Generating arbitrary waveforms of electric field vectors
in the terahertz frequency range

When light interacts with matter, its constituent electrons, ions and molecules move by following the electric field vector of light. These light-driven motions provide unique opportunities for the manipulation of matter within an ultrashort time scale. To control these motions, it is essential to engineer the direction and amplitude of the electric field vector of the light as functions of time in a prescribed manner. Until now, such control of the electric field has been quite challenging, in any frequency range, even at visible frequencies where various mature technologies are available.

Researchers overcame this difficulty within the terahertz frequency range, which has a frequency 1/100th of that for visible light. The terahertz light waves can be generated through frequency conversion from visible light pulses. Since the oscillation period of the terahertz waves is longer than the duration of the light pulses, we can control the timing of terahertz oscillations with great accuracy. Despite this advantage, the conventional polarization state control methods have not been suitable to achieve arbitrary field control. A key finding by Sato and Higuchi et al. is that the temporal profiles of the direction of the terahertz electric field vector can be determined by the polarization states of the visible light pulse that are to be converted to terahertz waves. Therefore, well-developed techniques to control the polarization states of the visible light waves can be employed, to achieve what would otherwise be difficult for the control of terahertz polarization states. In addition to the polarization state, the intensity of the light wave must be varied as a function of time, to determine the shape of the terahertz waveform. For this purpose, researchers had to develop a ‘Vector pulse shaper’, whichcan independently control these two required parameters for the light waves. They also provided an algorithm to determine the required input parameters for the vector pulse shaper, for a given target terahertz waveform.

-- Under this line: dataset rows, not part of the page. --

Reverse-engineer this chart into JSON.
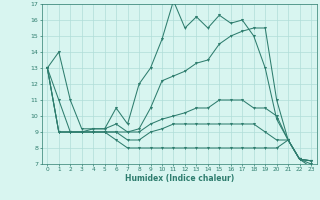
{
  "xlabel": "Humidex (Indice chaleur)",
  "x": [
    0,
    1,
    2,
    3,
    4,
    5,
    6,
    7,
    8,
    9,
    10,
    11,
    12,
    13,
    14,
    15,
    16,
    17,
    18,
    19,
    20,
    21,
    22,
    23
  ],
  "line_max": [
    13,
    14,
    11,
    9.2,
    9.2,
    9.2,
    10.5,
    9.5,
    12.0,
    13.0,
    14.8,
    17.2,
    15.5,
    16.2,
    15.5,
    16.3,
    15.8,
    16.0,
    15.0,
    13.0,
    9.8,
    8.5,
    7.3,
    7.0
  ],
  "line_upper": [
    13,
    11,
    9,
    9,
    9.2,
    9.2,
    9.5,
    9.0,
    9.2,
    10.5,
    12.2,
    12.5,
    12.8,
    13.3,
    13.5,
    14.5,
    15.0,
    15.3,
    15.5,
    15.5,
    11.0,
    8.5,
    7.3,
    7.2
  ],
  "line_mid": [
    13,
    9,
    9,
    9,
    9,
    9,
    9,
    9,
    9,
    9.5,
    9.8,
    10.0,
    10.2,
    10.5,
    10.5,
    11.0,
    11.0,
    11.0,
    10.5,
    10.5,
    10.0,
    8.5,
    7.3,
    7.2
  ],
  "line_lower": [
    13,
    9,
    9,
    9,
    9,
    9,
    9,
    8.5,
    8.5,
    9.0,
    9.2,
    9.5,
    9.5,
    9.5,
    9.5,
    9.5,
    9.5,
    9.5,
    9.5,
    9.0,
    8.5,
    8.5,
    7.3,
    7.2
  ],
  "line_min": [
    13,
    9,
    9,
    9,
    9,
    9,
    8.5,
    8.0,
    8.0,
    8.0,
    8.0,
    8.0,
    8.0,
    8.0,
    8.0,
    8.0,
    8.0,
    8.0,
    8.0,
    8.0,
    8.0,
    8.5,
    7.3,
    6.8
  ],
  "color": "#2e7d6e",
  "bg_color": "#d8f5f0",
  "grid_color": "#b0ddd8",
  "ylim": [
    7,
    17
  ],
  "yticks": [
    7,
    8,
    9,
    10,
    11,
    12,
    13,
    14,
    15,
    16,
    17
  ],
  "xticks": [
    0,
    1,
    2,
    3,
    4,
    5,
    6,
    7,
    8,
    9,
    10,
    11,
    12,
    13,
    14,
    15,
    16,
    17,
    18,
    19,
    20,
    21,
    22,
    23
  ]
}
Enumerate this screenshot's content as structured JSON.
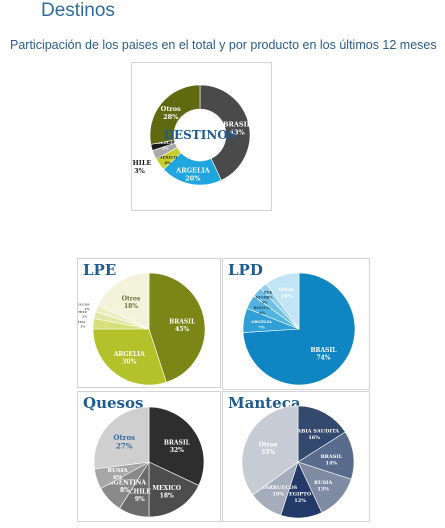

The accomplishment of arbitrary electric field vector control in the terahertz frequency range provides a variety of potential applications. For example, terahertz waves are known to efficiently excite heavy particles, such as atoms or molecules, from which the structure of materials can be determined. Therefore, the optical control of a material’s structure, for example the preparation of a selected enantiomer of a chiral molecule, is particularly attractive.